Copy the plugin (jar file) to $SONAR_INSTALL_DIR/extensions/plugins and restart SonarQube.
A typical SonarQube configuration will have the following parameters. This example assumes the use of a Jenkins workspace, but can easily be altered for other CI/CD systems.
sonar.zaproxy.reportPath=${WORKSPACE}/zaproxy-report.xml
# Optional - specifies additional rules outside of what's included in the core
sonar.zaproxy.rulesFilePath=${WORKSPACE}/myrules.xml$ mvn clean package
This will build the plugin into a jar file into sonar-zap-plugin/target/sonar-zap-plugin-<version>.jar.
If the docker property is set, a Docker image will also be created for testing. The image will be named org.sonarsource.owasp/sonar-zap-plugin:<version> and
will have the supported version of SonarQube pulled from Docker Hub with the newly-built zap-sonar-plugin installed.
To make sure the Docker image is always created when building locally, you can set the docker property in an active profile in your settings.xml:
<settings>
...
<profiles>
<profile>
<id>docker</id>
<properties>
<docker>true</docker>
</properties>
</profile>
</profiles>
<activeProfiles>
<activeProfile>docker</activeProfile>
</activeProfiles>
...
</settings>
Once the Docker image is built, it can be started with
$ docker run -d --name sonarqube -p 9000:9000 -p 9092:9092 org.sonarsource.owasp/sonar-zap-plugin:version
The SonarQube server may take a few minutes to start. You can check it with
$ docker logs sonarqube
and look for a line that says SonarQube is up.
Then run an analysis using the test report:
$ cd sonar-zap-plugin
$ mvn sonar:sonar -Dsonar.zaproxy.reportPath=$(pwd)/src/test/resources/report/zaproxy-report.xml
The path must be an absolute path. If your shell does not support $(pwd), replace it with the full path to the test report.
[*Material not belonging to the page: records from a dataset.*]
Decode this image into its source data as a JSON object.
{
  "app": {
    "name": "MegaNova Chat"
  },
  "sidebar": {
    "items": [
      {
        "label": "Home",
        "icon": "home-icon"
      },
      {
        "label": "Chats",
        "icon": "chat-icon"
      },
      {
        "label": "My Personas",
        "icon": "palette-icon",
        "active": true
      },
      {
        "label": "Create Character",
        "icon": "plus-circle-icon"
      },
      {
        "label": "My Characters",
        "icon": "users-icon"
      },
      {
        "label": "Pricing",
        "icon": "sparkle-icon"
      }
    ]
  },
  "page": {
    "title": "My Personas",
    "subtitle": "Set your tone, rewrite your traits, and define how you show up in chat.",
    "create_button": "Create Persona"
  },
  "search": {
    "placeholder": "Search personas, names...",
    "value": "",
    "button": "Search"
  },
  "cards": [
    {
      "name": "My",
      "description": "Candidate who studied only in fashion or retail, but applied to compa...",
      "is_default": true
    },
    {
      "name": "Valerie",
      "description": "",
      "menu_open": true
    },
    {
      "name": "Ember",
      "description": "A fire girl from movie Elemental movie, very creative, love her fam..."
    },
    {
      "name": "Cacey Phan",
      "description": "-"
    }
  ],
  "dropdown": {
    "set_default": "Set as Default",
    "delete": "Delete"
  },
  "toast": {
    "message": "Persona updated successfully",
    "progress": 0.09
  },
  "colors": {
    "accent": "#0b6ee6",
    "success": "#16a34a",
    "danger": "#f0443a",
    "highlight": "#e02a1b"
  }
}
The results can be viewed at http://localhost:9000/project/issues?id=org.sonarsource.owasp%3Asonar-zap-plugin&resolved=false&tags=zaproxy. There should be 14 issues: 1 Major, 9 Minor, 4 Info.
You will need a valid code signing key registered with OSSRH, which @gotimer has now.
Once the changes are pushed, all checks come back clean, and the version number is updated for release, then merge the pull request into master.
On the master branch:
$ mvn clean deploy -P release
$ git tag -a sonar-zap-plugin-1.2.0 -m 'Support for SonarQube 7.9 LTS'
$ git push --tags origin
The ZAP SonarQube Plugin is derived from the OWASP Dependency-Check SonarQube Plugin. Version 1.0 of the Dependency-Check plugin was forked by Polymont with the intent of creating a generic OWASP SonarQube plugin to support any OWASP project. The ZAP team wanted their own SonarQube plugin independent of any other project. In addition, a number of critical defects were discovered in the initial release of the Dependency-Check SonarQube plugin that were later fixed in subsequent releases, but never addressed in the generic OWASP version. The ZAP SonarQube Plugin is based on v1.0.3 of the Dependency-Check SonarQube plugin with ZAP-specific contributions by Polymont.
Permission to modify and redistribute is granted under the terms of the LGPLv3 license.